My grandmother, my sister's mother-in-law, and a longtime close friend who was in her 50s all died after they went to the emergency room after they became dehydrated. Each were small and lightly built and around a 100 pounds. After hospital staff finished giving them the 2nd bag of IV fluid each died within a couple hours of “heart failure”. Hospital staff often forget to take into account that a tiny woman should not get as much IV fluid in a short time as a man or woman who weighs twice as much.

Myself, I had abdominal pain off and on for a couple of weeks. My wife who had worked for decades as a nurse noticed that my completion had changed in a bad way. My wife insisted that I go to the emergency room/ urgent care at our local hospital as soon as they opened in the morning. I sat there for several hours while they let every little kid with the sniffles go ahead of me. They finally took my blood, a few hours later someone finally took a look at the results. They called me back to one of their rooms and said that my white blood cell count was through the roof and that they had called an ambulance to transfer me to a larger hospital where emergency appendicitis surgery could be performed.

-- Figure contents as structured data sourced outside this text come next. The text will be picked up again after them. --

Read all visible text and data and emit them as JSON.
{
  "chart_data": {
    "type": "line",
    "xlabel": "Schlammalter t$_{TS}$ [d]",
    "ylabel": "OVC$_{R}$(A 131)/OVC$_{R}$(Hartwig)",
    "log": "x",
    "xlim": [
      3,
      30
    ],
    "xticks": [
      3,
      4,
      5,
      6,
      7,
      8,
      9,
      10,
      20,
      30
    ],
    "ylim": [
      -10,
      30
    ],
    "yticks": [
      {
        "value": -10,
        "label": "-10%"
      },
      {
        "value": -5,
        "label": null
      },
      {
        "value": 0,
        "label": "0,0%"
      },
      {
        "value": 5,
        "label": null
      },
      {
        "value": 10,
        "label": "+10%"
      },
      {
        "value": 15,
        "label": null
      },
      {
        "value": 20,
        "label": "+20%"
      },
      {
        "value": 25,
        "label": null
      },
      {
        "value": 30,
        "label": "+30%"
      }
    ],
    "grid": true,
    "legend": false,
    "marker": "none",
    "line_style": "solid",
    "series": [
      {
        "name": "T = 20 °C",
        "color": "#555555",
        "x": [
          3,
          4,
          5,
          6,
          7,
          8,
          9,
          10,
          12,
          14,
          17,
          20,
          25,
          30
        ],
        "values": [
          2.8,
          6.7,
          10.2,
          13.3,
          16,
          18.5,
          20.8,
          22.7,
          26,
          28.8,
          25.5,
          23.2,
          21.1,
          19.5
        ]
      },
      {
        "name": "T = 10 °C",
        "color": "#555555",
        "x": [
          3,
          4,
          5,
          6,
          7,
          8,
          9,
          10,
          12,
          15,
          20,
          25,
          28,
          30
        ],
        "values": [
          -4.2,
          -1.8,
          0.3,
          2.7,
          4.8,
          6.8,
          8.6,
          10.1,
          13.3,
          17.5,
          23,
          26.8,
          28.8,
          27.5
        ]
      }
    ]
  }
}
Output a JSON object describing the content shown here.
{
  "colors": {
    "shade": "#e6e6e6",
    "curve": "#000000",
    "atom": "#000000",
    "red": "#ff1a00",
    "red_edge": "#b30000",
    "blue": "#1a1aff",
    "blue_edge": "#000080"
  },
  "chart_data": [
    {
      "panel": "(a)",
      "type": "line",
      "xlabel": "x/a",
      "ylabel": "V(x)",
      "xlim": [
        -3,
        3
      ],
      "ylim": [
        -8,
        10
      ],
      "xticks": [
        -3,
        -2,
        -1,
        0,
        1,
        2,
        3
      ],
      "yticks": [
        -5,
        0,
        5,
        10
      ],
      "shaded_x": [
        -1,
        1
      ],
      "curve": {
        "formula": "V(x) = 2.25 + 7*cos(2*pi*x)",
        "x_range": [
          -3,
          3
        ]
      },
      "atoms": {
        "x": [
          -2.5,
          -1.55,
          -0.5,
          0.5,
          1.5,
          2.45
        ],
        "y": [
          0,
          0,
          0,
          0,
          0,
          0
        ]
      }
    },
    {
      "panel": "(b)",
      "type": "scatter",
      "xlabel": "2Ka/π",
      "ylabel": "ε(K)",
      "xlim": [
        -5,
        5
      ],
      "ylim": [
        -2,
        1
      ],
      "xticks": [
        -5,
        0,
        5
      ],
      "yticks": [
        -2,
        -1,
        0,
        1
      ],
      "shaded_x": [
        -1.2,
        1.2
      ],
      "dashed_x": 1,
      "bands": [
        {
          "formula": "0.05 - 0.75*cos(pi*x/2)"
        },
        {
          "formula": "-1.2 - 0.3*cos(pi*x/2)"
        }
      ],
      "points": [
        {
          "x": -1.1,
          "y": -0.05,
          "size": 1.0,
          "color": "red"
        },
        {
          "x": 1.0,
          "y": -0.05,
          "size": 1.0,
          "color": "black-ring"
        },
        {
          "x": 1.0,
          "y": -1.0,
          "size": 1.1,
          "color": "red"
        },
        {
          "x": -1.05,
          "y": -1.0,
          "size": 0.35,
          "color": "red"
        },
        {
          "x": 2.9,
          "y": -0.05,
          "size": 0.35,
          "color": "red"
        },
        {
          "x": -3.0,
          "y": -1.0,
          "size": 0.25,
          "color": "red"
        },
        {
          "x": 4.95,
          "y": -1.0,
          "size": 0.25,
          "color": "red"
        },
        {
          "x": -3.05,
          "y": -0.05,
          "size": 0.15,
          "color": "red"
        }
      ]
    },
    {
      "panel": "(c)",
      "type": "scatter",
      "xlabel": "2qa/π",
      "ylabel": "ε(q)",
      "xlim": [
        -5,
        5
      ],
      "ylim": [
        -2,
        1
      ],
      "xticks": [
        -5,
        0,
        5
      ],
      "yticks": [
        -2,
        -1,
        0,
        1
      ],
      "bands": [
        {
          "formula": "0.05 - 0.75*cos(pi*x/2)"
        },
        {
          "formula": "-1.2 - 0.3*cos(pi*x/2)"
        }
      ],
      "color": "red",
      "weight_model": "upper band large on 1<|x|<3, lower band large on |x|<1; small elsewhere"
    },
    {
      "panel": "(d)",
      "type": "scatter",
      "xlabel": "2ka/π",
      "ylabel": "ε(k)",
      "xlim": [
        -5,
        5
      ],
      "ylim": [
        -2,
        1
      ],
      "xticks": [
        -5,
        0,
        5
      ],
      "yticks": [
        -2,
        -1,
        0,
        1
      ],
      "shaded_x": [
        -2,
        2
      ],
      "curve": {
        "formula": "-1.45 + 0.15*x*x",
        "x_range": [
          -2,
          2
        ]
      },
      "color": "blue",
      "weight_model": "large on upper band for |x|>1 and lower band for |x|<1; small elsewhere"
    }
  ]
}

I told them no after waiting for 9 hours for them to do something, my wife would take me to the other hospital which they did not like but finally agreed to because I am so stubborn.

I drove my car home, and my wife took me to the other hospital where a surgical team had already been assembled and were waiting for me. Since my appendix had already ruptured the surgery lasted for two hours while they literally cleaned the crap out my abdominal cavity.

The funny thing was how worried the doctors and hospital staff were when they realized that they had left someone with a ruptured appendix sitting in their waiting room all day. I did not actually realize the seriousness of the situation until months later when one of my “probies” (trainees) told me that his dad who was the same age as me and also in good physical condition died suddenly after he had his appendix removed and he developed peritonitis.